Auburn Tigers
- First baseman / Coach
- Born: July 29, 1999 (age 27) Homewood, Alabama, U.S.
- Bats: RightThrows: Right

= Sonny DiChiara =

American baseball player (born 1999)

Sonny DiChiara (born July 29, 1999) is an American former professional baseball first baseman who currently serves as a student assistant coach for the Auburn Tigers.

==Amateur career==
In July 2012, DiChiara discovered he had a chiari malformation, which is a condition in which brain tissue extends into the spinal cord; he later underwent a procedure to keep brain fluid from leaking in to the spinal cord, which prevented possible migraines and paralysis.

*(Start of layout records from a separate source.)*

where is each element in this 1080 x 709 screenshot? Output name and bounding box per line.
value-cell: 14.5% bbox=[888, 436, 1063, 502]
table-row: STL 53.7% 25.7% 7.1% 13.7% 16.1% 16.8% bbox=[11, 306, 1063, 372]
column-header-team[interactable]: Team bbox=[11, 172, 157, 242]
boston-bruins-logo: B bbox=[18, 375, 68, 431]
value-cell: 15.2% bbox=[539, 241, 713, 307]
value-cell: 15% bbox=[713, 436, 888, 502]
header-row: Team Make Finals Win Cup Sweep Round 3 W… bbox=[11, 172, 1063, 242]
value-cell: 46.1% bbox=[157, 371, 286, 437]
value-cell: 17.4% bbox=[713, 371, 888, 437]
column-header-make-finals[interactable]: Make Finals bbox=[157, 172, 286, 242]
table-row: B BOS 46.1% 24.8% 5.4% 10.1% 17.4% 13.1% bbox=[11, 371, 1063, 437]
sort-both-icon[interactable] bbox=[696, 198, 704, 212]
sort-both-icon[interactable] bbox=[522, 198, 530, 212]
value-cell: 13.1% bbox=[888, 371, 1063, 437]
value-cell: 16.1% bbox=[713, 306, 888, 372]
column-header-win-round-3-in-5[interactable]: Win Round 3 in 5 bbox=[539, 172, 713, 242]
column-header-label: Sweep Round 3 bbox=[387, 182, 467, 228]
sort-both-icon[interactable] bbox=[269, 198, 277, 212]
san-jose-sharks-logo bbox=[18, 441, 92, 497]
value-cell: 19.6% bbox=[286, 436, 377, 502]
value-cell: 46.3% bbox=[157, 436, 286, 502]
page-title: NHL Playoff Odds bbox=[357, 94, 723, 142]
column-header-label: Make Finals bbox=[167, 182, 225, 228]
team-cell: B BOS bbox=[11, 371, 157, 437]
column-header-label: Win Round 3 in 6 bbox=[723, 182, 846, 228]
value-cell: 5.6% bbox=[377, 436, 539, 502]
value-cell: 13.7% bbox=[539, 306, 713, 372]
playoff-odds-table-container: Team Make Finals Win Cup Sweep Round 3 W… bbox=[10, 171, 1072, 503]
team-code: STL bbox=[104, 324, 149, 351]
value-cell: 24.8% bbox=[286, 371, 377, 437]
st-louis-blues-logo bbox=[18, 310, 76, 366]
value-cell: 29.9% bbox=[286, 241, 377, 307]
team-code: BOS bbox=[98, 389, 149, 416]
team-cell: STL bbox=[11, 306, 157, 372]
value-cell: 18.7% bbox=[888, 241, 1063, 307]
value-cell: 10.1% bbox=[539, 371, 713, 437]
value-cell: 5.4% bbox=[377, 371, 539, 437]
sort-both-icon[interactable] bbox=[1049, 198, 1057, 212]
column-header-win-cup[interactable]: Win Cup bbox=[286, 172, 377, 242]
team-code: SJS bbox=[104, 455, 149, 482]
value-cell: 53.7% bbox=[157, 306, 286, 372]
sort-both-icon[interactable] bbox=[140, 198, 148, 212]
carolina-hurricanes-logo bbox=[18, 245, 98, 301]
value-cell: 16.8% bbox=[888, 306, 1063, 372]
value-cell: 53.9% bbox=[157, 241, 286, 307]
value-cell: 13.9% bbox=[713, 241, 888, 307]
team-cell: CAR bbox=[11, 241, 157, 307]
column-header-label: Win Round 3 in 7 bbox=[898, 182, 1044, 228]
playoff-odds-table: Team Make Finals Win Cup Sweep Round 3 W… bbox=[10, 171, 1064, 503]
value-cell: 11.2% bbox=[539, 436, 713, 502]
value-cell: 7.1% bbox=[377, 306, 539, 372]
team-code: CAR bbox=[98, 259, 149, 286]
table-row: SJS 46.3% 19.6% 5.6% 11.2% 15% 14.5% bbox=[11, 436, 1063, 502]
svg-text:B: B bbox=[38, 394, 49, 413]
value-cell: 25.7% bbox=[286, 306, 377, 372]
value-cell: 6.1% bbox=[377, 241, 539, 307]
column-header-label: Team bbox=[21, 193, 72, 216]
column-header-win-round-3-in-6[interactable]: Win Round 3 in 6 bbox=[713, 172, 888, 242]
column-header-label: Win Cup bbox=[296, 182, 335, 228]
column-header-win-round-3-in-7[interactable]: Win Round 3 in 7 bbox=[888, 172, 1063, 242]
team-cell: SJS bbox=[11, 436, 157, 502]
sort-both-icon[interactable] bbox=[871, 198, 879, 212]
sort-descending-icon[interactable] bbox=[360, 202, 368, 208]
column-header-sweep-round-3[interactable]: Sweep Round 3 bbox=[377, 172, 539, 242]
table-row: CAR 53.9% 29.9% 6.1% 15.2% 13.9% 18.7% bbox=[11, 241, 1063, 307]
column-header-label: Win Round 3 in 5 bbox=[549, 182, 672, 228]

DiChiara grew up in Hoover, Alabama and attended Hoover High School. In his sophomore year of high school, DiChiara slipped on the mound while pitching in the rain, causing his back to arch and crack in three different places, effectively ending his season. In September of his junior year, DiChiara underwent Tommy John surgery to repair his ulnar collateral ligament, and played primarily as a designated hitter.

DiChiara began his collegiate career at Samford. He was named the Southern Conference Freshman of the Year after hitting 21 home runs and driving in 55 runs. DiChiara was batting .328 before the 2020 season was cut short due to the coronavirus pandemic. As a junior, he batted .273 and led the Southern Conference with 18 home runs. After the season DiChiara transferred to Auburn.

DiChiara entered his senior season at the Tigers' starting first baseman. He was named the Southeastern Conference Co-Player of the Year at the end of the season, sharing the award with Louisiana State University's Dylan Crews.

==Professional career==
DiChiara was drafted in the fifth round, with the 148th overall selection, of the 2022 Major League Baseball draft by the Los Angeles Angels. He was assigned to the Double-A Rocket City Trash Pandas to start his professional career, and hit .195/.362/.237 with one home run, 10 RBI, and one stolen bases across 36 appearances.

DiChiara returned to Rocket City for the 2023 campaign, making 77 appearances and batting .223/.327/.355 with eight home runs and 38 RBI. He split the 2024 season between the Single-A Inland Empire 66ers, High-A Tri-City Dust Devils, and Triple-A Salt Lake Bees. In 98 appearances for the three affiliates, DiChiara slashed a combined .237/.354/.404 with career-highs in home runs (12) and RBI (60).

DiChiara began the 2025 campaign back with Rocket City, playing in 32 games and batting .130/.273/.280 with four home runs and 11 RBI. DiChiara was released by the Angels organization on June 3, 2025.

On July 2, 2025, DiChiara announced his retirement from professional baseball.

==Coaching career==
On September 4, 2025, DiChiara returned to Auburn as a student assistant coach.